Written by: Allan Nadler
While communal services with a minyan are most commonly held in synagogues (the Greek term for the original Hebrew, beit knesset, or House of Assembly), which are today often referred to as temples by Reform and some liberal Conservative congregations, any "clean" room (i.e., one not defiled by any form of filth or idolatrous images) that contains Torah scrolls and in which a minyan worships attains the status of a Makom Kadosh, literally a Holy Space, suitable for public prayer. There is nothing intrinsically holy about synagogues, beyond the presence of the Torah and the quorum of worshipers using it as a place of religious devotion. This is largely because all traditional synagogues, both in Israel and the Diaspora since the destruction of Solomon's Temple in Jerusalem, have been considered but temporary places of worship-in-exile; these will ultimately become entirely superfluous once the Jerusalem Temple is re-built, during the Messianic Era. Reform Judaism initially rejected this traditional messianic outlook, and partly for that reason began to refer to synagogues (a term connoting a utilitarian meeting house, as opposed to a place of intrinsic sanctity) as temples.

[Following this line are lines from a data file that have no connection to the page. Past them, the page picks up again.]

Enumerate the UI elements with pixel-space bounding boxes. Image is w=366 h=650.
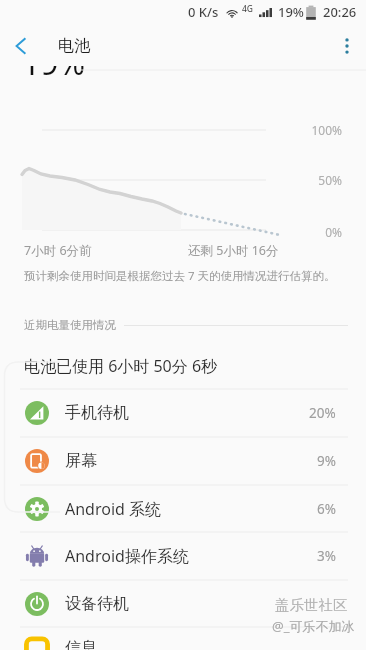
staticText: 100% <box>0 122 342 138</box>
staticText: 近期电量使用情况 <box>24 318 116 332</box>
staticText: 盖乐世社区 <box>275 596 348 614</box>
staticText: 6% <box>317 500 336 518</box>
button[interactable]: 手机待机 <box>0 389 366 436</box>
staticText: Android操作系统 <box>65 545 189 567</box>
staticText: 4G <box>242 3 254 15</box>
staticText: @_可乐不加冰 <box>272 617 355 635</box>
staticText: 20:26 <box>323 3 357 21</box>
button[interactable]: Android 系统 <box>0 485 366 532</box>
staticText: 7小时 6分前 <box>24 242 92 259</box>
staticText: Android 系统 <box>65 498 162 520</box>
staticText: 电池已使用 6小时 50分 6秒 <box>24 355 218 377</box>
staticText: 9% <box>317 452 336 470</box>
staticText: 信息 <box>65 638 97 650</box>
staticText: 20% <box>309 404 336 422</box>
staticText: 设备待机 <box>65 594 129 614</box>
staticText: 19% <box>22 41 86 85</box>
button[interactable]: Back <box>0 26 40 66</box>
button[interactable]: 设备待机 <box>0 580 366 627</box>
button[interactable]: More options <box>328 27 366 65</box>
staticText: 预计剩余使用时间是根据您过去 7 天的使用情况进行估算的。 <box>24 268 336 284</box>
staticText: 屏幕 <box>65 451 97 471</box>
staticText: 0 K/s <box>188 3 219 21</box>
staticText: 3% <box>317 547 336 565</box>
staticText: 19% <box>278 3 304 21</box>
button[interactable]: Android操作系统 <box>0 532 366 579</box>
staticText: 手机待机 <box>65 403 129 423</box>
button[interactable]: 信息 <box>0 624 366 650</box>
staticText: 电池 <box>58 36 90 56</box>
button[interactable]: 屏幕 <box>0 437 366 484</box>
staticText: 50% <box>0 172 342 188</box>
staticText: 0% <box>0 224 342 240</box>
staticText: 还剩 5小时 16分 <box>188 242 279 259</box>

It is precisely because it is believed that only the Jerusalem Temple is endowed with essential, or intrinsic, holiness, while synagogues are seen as no more than temporary places in which Jews can assemble for prayer and whose sanctity is entirely utilitarian, that there are only the barest of regulations governing the synagogue architecture and aesthetics. The cardinal rule regarding synagogue aesthetics is the complete ban on the presence of any images, or icons, of either God or humans. Judaism's rigid iconoclasticism can be traced back to the second of the Ten Commandments, which prohibits the creation and worship of any "graven images." This stylistic openness, combined with the worldwide dispersal of the Jewish Diaspora, has resulted in a plethora of architectural styles, most often greatly influenced by the prevailing trends in the surrounding gentile communities. It was not until the rise of the grand Reform Temples in early 19th-century Europe that Jewish houses of worship were obviously designed to emulate the style of Christian Churches, both externally and internally.